PPC was originally investigated and fined by the CMR, part of the Ministry of Justice, under the previous regime. It appealed to the first-tier tribunal, and the FCA took over regulation of CMCs while its appeal was pending. PPC withdrew its appeal after reviewing the evidence put forward by the FCA, which then imposed the £70,000 fine on the basis of the failings identified in the CMR's original penalty notice.

The CMR found that PPC had breached its conduct rules by using websites and marketing materials that were misleading, and by submitting misleading materials to financial firms in support of its customers' claims for mis-sold payment protection insurance (PPI). PPC used the names and logos of five major banks in its marketing materials, which the CMR found was liable to mislead consumers into believing that they were submitting PPI claims directly to their banks rather than engaging a CMC for a fee. It also used very similar or identical factual allegations for different clients in its claims to the five banks.

H&H was also fined by the CMR under the previous regime. The CMC sent PPI marketing text messages to potential customers without first confirming that those people had consented to receiving the messages. The CMR also found eight examples of client signatures on letters of authority and other claim documentation that had been copied without authorisation during a review of 16 sample files.

The tribunal upheld the CMR's decision in its entirety.

Contentious regulatory expert Jonathan Cavill of Pinsent Masons said: "Firms and consumers will welcome these decisions because, whilst there is an appreciation that CMCs are important to customers obtaining compensation where it is rightly owed, there have been instances where CMC behaviour has left a lot to be desired and not always demonstrated CMCs acting with integrity or in consumers' best interests".

Cavill Jonathan

Jonathan Cavill

Senior Associate

Firms are likely to be more robust in challenging poor CMC behaviour during the complaints process, and consumers should take comfort in knowing the FCA is keen to correct the CMC industry.

"Whilst CMCs recently came within the FCA regulatory perimeter and there have been papers and a 'Dear CEO letter' published, it did seem that poor CMC behaviour was continuing unchecked," he said. "These decisions should have a direct impact on the way in which customers make complaints and firms deal with CMCs, and the way in which CMCs take their business forward."
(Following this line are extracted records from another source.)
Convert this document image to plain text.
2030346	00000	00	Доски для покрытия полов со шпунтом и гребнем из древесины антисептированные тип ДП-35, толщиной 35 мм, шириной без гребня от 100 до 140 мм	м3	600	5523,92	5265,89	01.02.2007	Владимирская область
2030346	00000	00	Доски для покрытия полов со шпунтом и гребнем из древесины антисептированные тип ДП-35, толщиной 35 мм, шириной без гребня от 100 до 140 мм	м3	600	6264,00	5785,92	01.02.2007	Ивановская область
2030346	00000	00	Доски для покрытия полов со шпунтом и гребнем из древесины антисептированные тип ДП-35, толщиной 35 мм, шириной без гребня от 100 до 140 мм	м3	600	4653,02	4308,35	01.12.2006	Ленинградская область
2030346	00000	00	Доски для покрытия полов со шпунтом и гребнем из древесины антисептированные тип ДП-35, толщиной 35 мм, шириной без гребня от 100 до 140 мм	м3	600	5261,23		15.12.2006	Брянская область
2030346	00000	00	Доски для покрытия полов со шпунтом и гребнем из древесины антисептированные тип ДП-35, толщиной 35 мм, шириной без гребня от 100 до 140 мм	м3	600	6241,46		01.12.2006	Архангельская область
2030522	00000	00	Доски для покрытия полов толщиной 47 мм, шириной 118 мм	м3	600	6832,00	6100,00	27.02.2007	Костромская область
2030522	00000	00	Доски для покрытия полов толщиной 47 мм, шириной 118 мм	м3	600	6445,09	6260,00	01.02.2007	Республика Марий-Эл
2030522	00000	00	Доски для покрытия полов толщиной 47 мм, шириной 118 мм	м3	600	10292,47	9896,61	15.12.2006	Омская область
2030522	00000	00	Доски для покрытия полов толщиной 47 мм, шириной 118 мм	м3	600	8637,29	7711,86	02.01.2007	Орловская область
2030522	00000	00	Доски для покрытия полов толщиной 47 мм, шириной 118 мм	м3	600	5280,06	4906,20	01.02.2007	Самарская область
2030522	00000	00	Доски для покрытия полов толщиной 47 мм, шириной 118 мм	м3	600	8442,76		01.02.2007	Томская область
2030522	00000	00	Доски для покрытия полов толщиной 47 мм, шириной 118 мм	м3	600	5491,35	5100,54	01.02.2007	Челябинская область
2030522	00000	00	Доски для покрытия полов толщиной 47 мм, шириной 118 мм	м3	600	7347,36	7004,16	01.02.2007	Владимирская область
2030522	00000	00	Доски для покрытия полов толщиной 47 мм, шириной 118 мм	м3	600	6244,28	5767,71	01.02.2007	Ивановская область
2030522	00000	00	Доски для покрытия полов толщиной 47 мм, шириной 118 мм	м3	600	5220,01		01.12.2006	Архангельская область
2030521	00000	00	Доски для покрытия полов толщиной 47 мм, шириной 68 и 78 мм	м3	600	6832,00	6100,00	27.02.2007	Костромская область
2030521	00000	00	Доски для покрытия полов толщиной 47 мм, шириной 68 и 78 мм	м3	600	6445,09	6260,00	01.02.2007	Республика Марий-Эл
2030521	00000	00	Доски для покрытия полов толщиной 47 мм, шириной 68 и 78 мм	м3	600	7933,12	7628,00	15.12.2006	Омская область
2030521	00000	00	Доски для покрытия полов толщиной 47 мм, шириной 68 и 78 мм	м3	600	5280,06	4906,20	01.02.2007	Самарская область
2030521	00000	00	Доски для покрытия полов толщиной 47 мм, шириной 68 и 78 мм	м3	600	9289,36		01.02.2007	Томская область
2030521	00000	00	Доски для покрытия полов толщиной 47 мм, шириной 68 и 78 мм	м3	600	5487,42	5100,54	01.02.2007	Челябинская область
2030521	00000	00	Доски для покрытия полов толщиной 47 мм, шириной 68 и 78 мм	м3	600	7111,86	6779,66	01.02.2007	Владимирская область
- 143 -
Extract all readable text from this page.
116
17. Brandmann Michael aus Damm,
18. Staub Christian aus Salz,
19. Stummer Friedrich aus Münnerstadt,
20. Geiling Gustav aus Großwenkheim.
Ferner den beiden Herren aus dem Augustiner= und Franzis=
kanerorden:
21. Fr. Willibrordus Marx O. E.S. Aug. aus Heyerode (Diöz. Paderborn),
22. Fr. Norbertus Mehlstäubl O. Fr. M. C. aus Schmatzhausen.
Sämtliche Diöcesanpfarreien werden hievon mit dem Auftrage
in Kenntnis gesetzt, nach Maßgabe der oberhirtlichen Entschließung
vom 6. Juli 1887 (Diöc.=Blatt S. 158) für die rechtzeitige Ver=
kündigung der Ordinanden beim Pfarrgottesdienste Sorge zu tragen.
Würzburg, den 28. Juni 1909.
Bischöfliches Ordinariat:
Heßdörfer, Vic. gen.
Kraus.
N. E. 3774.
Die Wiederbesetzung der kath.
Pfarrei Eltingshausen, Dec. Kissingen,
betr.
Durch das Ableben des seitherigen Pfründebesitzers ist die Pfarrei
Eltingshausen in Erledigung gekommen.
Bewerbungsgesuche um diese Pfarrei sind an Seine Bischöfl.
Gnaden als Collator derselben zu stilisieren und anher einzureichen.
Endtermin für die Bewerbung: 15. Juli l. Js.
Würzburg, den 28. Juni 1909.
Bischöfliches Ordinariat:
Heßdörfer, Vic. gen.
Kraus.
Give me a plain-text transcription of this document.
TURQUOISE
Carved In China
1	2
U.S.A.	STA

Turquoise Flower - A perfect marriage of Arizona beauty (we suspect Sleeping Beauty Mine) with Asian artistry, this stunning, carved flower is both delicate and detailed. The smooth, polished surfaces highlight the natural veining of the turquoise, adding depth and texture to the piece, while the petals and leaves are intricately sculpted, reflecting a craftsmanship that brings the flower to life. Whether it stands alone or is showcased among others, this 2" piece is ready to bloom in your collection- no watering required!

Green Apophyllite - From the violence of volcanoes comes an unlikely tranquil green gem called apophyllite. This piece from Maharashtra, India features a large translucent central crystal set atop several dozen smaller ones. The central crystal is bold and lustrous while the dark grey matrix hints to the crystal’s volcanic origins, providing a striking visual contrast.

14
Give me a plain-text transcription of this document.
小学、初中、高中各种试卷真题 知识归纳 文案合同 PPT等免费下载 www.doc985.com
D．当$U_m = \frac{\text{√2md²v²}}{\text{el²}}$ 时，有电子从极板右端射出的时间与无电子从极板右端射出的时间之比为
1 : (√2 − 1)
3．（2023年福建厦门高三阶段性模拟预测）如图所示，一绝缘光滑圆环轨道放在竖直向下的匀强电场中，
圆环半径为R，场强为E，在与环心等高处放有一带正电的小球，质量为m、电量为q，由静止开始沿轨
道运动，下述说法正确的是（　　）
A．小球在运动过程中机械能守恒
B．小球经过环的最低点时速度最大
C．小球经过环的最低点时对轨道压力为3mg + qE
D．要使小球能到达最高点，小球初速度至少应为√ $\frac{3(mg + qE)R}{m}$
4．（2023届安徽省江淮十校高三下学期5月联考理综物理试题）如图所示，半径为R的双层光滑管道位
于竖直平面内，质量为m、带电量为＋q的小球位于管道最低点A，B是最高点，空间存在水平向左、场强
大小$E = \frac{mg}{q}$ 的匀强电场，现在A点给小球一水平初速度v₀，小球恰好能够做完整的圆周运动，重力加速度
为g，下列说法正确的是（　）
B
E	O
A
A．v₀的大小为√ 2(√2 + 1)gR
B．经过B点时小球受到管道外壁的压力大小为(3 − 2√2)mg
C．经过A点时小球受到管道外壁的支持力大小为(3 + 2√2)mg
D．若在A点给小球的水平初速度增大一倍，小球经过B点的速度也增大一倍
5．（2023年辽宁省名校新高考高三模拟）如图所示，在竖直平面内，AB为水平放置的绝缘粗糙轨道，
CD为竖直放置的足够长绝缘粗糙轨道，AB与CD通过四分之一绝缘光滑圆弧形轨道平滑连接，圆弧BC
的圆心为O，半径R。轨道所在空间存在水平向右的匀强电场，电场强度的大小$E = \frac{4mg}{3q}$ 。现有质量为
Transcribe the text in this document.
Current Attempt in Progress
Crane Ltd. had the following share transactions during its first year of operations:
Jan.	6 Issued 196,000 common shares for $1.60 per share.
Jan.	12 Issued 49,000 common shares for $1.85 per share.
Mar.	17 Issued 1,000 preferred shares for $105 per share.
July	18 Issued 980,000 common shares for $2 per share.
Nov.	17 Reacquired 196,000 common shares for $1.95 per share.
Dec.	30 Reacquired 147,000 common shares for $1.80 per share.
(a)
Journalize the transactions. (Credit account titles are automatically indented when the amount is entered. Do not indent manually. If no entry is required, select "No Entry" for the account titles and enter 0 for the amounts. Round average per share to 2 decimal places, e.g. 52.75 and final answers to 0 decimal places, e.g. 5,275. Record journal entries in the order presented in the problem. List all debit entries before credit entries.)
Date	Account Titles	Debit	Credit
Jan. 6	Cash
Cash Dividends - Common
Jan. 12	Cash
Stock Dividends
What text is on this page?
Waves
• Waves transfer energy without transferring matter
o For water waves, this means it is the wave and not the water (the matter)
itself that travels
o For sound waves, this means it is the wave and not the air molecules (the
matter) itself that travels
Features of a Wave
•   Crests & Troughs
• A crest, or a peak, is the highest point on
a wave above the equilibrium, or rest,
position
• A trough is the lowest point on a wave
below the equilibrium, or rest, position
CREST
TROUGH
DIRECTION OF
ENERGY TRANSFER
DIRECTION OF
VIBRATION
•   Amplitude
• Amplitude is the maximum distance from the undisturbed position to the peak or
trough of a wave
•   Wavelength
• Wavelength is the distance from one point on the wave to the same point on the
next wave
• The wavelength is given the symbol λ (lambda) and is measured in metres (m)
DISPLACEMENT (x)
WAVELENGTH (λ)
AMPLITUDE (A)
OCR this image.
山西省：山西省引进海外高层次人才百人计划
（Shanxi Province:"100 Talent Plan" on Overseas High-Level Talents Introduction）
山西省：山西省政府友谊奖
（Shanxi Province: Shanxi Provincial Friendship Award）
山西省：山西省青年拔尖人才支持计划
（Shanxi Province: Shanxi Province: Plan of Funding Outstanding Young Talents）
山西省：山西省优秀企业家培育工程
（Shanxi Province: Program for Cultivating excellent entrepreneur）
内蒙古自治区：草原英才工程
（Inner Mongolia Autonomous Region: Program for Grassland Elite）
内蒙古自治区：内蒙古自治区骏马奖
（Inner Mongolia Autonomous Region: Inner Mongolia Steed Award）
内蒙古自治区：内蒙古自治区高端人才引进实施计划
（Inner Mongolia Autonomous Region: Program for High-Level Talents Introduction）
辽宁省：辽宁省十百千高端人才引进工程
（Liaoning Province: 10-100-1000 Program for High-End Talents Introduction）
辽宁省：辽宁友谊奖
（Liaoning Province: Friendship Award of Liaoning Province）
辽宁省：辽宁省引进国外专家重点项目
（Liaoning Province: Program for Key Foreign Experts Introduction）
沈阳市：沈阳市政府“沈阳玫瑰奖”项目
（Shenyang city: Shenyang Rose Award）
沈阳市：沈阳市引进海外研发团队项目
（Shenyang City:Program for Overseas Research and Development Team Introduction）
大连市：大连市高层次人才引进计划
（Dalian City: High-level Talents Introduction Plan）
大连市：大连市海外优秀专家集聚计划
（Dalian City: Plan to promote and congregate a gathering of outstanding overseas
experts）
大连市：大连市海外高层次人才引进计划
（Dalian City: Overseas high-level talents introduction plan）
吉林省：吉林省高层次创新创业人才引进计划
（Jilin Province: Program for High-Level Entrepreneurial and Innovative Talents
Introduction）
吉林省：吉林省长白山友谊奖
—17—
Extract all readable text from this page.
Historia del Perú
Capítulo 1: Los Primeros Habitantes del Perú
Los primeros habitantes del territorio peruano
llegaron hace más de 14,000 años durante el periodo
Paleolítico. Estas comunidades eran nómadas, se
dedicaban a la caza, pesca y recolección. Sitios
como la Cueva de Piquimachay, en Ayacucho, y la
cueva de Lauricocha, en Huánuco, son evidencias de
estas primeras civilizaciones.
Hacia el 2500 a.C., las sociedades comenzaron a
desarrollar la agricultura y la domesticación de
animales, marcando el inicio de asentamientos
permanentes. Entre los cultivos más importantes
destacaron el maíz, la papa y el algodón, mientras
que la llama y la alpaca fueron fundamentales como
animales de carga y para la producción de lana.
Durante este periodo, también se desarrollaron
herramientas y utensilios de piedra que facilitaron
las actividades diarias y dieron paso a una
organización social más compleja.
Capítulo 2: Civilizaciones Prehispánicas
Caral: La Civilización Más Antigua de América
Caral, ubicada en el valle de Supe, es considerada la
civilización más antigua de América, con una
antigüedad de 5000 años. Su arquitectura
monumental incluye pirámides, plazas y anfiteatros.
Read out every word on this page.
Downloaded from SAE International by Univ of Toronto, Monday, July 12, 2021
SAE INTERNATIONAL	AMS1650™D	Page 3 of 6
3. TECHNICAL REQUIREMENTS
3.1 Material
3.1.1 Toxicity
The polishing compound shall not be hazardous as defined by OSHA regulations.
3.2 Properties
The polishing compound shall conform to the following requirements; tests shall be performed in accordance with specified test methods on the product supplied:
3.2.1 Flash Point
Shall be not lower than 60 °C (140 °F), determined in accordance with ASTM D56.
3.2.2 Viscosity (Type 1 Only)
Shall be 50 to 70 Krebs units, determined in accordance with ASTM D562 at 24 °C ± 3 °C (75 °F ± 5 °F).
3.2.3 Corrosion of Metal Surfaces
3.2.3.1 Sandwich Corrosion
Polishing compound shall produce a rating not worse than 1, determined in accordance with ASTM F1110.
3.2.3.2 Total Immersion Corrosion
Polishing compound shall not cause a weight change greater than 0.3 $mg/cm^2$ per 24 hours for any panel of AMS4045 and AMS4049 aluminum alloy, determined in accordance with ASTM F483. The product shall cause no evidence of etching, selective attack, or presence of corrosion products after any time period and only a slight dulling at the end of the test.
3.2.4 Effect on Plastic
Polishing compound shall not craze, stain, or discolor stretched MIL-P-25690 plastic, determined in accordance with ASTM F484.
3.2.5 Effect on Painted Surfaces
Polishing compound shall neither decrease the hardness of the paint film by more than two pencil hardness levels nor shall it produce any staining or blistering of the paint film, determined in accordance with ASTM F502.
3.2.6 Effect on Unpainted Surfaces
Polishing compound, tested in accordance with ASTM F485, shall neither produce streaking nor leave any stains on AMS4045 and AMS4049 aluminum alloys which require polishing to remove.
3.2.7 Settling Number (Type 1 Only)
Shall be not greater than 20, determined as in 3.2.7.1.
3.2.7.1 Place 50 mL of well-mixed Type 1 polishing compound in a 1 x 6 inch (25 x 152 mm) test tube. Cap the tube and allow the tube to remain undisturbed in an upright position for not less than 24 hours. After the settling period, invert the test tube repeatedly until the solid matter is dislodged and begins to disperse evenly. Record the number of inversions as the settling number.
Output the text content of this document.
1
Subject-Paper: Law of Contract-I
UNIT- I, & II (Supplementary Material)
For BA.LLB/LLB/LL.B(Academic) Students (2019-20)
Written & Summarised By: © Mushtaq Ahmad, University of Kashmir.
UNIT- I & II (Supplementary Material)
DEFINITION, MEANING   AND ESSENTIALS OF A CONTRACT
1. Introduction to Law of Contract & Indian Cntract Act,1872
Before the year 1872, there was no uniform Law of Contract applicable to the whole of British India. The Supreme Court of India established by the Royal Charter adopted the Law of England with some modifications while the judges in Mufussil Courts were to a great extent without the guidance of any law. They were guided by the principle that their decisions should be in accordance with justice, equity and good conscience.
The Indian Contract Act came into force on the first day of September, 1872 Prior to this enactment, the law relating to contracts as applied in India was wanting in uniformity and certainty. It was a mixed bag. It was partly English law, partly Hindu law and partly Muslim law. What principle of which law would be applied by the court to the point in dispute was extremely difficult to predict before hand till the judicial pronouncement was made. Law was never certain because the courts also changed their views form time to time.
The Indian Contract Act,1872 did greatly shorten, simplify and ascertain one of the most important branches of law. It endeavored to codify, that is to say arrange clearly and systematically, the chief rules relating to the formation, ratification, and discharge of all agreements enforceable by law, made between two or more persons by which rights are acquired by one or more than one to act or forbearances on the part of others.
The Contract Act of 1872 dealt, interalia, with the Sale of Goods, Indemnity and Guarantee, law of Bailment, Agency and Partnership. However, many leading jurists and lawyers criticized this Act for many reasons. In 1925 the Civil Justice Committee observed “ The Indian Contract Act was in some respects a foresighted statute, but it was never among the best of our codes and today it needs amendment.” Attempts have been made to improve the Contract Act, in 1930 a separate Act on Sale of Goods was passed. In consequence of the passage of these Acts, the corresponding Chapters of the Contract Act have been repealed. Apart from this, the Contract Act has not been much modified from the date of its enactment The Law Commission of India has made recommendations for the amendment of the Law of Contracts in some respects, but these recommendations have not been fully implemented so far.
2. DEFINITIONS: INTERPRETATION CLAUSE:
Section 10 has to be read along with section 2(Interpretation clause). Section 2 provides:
"Firms are likely to be more robust in challenging poor CMC behaviour during the complaints process, and consumers should take comfort in knowing the FCA is keen to correct the CMC industry and ensure that all businesses which fall within the FCA perimeter act with integrity, care, skill and diligence. Firms should, however, ensure that they continue to comply with their own dispute resolution obligations, even where CMC behaviour is to be challenged," he said.